Back to skill
Skillv2.1.0
ClawScan security
Erp Integration Analysis · ClawHub's context-aware review of the artifact, metadata, and declared behavior.
Scanner verdict
SuspiciousFeb 15, 2026, 3:20 PM
- Verdict
- suspicious
- Confidence
- medium
- Model
- gpt-5-mini
- Summary
- The skill's code and runtime instructions match its stated ERP-analysis purpose, but the package manifest requests network and filesystem permissions (and a Win32 restriction) that aren't justified or declared elsewhere — this mismatch is suspicious and worth verifying before installing.
- Guidance
- This skill appears to implement ERP integration analysis logic and expects user-provided files or data. Before installing: (1) ask the publisher why claw.json declares network and filesystem permissions — does the skill call external ERP APIs or fetch vendor data? (2) Confirm whether it will request or store any ERP credentials; none are declared. (3) Check the Win32-only restriction and the python3 requirement match your environment (on Windows the binary name may differ). (4) If you don't want any external network access, run it in a sandbox or deny network permission until the author clarifies the need. (5) Verify the publisher/homepage and the version mismatch between claw.json (2.0.0) and registry metadata (2.1.0).
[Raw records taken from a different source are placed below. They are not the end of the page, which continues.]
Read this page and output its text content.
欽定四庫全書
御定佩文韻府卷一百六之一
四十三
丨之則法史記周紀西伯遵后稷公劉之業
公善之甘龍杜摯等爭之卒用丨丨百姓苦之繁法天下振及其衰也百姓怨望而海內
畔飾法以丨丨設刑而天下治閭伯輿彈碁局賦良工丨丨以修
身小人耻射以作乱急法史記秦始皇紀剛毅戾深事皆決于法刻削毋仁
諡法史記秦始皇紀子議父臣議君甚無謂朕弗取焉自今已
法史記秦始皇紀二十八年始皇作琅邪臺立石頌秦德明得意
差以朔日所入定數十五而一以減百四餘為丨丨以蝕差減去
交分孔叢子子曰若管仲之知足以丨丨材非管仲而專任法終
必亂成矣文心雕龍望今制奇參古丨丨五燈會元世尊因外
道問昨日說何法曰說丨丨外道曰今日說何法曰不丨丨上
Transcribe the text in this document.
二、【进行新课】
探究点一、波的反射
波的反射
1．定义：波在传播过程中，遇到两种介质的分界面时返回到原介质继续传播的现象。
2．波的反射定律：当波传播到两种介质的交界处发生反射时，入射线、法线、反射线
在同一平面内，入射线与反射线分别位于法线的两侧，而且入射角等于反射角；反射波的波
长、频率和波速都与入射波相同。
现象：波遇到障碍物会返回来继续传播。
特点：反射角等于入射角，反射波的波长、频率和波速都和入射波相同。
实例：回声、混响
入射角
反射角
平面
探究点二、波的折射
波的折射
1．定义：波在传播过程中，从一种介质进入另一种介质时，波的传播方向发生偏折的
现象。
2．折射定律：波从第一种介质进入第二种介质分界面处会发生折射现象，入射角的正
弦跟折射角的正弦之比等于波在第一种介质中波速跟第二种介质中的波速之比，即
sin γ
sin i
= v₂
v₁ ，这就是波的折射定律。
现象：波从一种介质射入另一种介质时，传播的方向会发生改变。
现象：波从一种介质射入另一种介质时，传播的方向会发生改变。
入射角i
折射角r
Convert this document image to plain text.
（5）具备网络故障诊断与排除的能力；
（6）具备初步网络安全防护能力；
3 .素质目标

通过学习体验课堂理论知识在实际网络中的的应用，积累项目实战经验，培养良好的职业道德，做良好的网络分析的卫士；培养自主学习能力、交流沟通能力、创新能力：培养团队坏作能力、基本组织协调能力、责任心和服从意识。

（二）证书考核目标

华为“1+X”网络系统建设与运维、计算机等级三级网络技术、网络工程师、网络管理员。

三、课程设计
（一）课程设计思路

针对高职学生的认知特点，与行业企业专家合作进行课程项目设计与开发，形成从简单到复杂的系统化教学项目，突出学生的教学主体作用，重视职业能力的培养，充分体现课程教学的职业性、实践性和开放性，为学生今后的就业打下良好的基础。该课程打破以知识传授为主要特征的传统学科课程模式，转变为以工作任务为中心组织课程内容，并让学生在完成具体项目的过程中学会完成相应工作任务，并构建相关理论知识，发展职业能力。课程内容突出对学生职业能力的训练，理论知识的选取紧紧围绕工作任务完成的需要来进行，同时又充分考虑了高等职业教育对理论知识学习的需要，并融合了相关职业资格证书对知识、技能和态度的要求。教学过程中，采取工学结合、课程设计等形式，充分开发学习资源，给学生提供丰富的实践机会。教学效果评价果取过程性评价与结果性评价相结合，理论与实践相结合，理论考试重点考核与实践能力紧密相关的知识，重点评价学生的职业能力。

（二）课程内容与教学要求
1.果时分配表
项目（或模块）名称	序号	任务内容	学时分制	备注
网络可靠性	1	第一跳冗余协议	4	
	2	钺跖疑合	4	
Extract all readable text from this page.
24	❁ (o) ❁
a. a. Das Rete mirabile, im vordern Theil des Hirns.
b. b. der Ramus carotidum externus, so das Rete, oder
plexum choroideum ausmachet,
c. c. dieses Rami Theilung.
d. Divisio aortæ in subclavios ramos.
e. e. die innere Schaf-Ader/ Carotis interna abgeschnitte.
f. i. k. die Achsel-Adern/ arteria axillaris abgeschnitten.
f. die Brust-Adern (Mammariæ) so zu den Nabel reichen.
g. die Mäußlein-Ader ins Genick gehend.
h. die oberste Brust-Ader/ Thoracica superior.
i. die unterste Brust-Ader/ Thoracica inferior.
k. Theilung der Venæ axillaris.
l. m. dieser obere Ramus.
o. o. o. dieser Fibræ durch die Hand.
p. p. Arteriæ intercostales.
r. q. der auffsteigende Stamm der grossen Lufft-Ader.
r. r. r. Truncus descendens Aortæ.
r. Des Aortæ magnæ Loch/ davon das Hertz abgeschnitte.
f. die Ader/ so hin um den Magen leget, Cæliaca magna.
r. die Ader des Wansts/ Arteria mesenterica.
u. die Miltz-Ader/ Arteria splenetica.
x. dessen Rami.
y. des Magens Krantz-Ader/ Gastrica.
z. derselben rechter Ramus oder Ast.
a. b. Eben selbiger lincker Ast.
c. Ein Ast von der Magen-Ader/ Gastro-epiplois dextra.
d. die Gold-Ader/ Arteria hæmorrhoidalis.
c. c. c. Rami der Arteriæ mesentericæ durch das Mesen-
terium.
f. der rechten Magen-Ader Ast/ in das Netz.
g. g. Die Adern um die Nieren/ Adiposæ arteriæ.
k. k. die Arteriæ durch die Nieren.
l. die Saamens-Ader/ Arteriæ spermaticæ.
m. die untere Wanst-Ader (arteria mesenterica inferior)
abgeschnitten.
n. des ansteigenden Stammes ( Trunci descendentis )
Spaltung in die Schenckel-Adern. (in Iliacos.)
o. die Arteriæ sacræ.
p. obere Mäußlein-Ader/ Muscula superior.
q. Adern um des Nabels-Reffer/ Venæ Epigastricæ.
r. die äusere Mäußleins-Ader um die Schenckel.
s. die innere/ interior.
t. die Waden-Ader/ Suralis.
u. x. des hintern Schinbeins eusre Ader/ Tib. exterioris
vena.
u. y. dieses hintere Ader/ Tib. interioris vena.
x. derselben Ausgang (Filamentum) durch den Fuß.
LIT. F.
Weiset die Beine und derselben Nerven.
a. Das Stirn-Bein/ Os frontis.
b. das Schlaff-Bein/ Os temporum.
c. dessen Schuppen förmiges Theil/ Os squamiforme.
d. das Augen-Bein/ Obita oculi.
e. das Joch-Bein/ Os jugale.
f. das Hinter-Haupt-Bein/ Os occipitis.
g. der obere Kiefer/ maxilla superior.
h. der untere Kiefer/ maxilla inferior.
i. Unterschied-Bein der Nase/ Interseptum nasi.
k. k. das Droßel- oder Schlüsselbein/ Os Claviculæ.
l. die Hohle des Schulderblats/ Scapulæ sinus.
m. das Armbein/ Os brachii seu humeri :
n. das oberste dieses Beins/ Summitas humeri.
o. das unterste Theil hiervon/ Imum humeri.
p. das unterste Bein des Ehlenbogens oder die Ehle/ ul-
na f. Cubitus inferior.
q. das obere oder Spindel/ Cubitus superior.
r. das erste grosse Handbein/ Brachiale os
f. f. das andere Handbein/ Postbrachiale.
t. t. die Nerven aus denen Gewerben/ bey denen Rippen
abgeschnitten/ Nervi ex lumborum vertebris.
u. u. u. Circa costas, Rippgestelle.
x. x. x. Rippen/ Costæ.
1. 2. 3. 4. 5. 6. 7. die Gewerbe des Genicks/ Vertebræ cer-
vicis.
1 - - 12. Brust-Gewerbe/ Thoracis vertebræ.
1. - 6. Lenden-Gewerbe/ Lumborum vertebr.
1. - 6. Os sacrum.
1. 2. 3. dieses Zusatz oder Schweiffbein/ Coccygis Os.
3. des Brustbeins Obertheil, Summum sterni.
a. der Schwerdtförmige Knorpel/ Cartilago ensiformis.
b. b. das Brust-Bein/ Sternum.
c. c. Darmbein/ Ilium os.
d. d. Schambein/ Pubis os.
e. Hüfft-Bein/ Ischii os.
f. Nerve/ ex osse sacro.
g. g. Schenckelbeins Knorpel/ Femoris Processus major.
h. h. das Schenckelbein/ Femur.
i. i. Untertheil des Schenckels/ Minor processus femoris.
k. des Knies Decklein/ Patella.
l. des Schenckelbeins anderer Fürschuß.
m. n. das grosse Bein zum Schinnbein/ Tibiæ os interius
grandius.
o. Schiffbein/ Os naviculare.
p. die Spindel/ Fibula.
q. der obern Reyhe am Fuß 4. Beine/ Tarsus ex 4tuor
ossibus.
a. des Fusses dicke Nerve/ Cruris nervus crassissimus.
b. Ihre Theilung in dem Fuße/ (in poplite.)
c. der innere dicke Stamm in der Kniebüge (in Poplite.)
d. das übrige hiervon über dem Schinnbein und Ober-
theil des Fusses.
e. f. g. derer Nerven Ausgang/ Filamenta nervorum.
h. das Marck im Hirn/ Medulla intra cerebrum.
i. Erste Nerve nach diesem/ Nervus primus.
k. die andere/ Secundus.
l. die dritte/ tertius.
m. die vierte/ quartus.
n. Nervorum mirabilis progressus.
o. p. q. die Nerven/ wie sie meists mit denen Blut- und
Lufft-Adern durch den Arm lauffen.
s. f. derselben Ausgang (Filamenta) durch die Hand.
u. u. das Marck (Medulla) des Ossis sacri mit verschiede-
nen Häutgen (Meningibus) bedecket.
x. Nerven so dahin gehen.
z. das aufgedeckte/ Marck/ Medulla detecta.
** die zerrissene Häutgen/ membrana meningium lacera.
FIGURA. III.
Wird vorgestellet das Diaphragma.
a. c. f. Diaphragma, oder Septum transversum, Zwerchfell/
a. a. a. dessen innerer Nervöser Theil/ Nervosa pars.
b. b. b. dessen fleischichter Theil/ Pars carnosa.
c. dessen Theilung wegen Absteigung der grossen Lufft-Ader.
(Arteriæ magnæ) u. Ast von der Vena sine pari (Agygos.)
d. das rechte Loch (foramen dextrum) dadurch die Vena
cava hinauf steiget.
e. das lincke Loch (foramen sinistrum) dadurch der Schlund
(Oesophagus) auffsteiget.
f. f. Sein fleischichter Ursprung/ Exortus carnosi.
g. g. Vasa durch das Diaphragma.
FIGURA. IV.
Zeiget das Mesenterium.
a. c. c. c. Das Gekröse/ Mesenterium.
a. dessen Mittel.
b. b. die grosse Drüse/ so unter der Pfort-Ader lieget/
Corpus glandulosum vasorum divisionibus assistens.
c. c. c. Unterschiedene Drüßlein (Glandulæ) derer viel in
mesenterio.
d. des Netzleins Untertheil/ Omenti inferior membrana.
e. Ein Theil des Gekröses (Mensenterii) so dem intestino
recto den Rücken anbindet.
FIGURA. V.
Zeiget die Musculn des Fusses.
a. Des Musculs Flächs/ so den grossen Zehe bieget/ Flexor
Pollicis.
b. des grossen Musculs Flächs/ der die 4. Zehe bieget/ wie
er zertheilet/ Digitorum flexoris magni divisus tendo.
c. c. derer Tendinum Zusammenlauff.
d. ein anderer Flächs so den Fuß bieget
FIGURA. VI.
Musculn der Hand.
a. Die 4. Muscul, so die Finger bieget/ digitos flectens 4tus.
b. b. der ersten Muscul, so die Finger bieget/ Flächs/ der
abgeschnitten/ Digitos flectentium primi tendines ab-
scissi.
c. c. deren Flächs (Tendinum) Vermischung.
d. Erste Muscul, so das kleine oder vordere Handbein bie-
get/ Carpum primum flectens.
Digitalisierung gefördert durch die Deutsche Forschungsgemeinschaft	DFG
If you need higher assurance, request the full SKILL.md content from the author showing any network endpoints and credential use before enabling the skill.
Review Dimensions
- Purpose & Capability
- noteThe SKILL.md contains detailed Python data models and analysis routines that align with the stated goal of mapping and optimizing ERP data flows for construction. However, the claw.json manifest requests filesystem and network permissions even though the skill declares no required credentials or external endpoints; that permission request is not clearly justified by the instructions.
- Instruction Scope
- okInstructions and instructions.md constrain the agent to use only user-provided data, file paths, or direct input and to validate inputs; the included Python code operates on supplied ERPs, integration points, and transaction logs. There are no explicit instructions to read unrelated system files or to transmit data externally in the visible SKILL.md content.
- Install Mechanism
- okThis is an instruction-only skill with no install spec and no code files to execute outside the agent. That minimizes install-time risk.
- Credentials
- concernThe skill declares no required environment variables or credentials, yet the manifest grants network permission. If the skill were to call external ERP APIs or vendor endpoints it would typically need credentials; those are not declared. This mismatch (network access without declared credentials or endpoints) is disproportionate and should be explained by the publisher.
- Persistence & Privilege
- okalways is false and the skill is user-invocable only; it does not request persistent or platform-global privileges. However, the manifest's filesystem and network permissions increase potential blast radius even though the skill does not request persistent presence.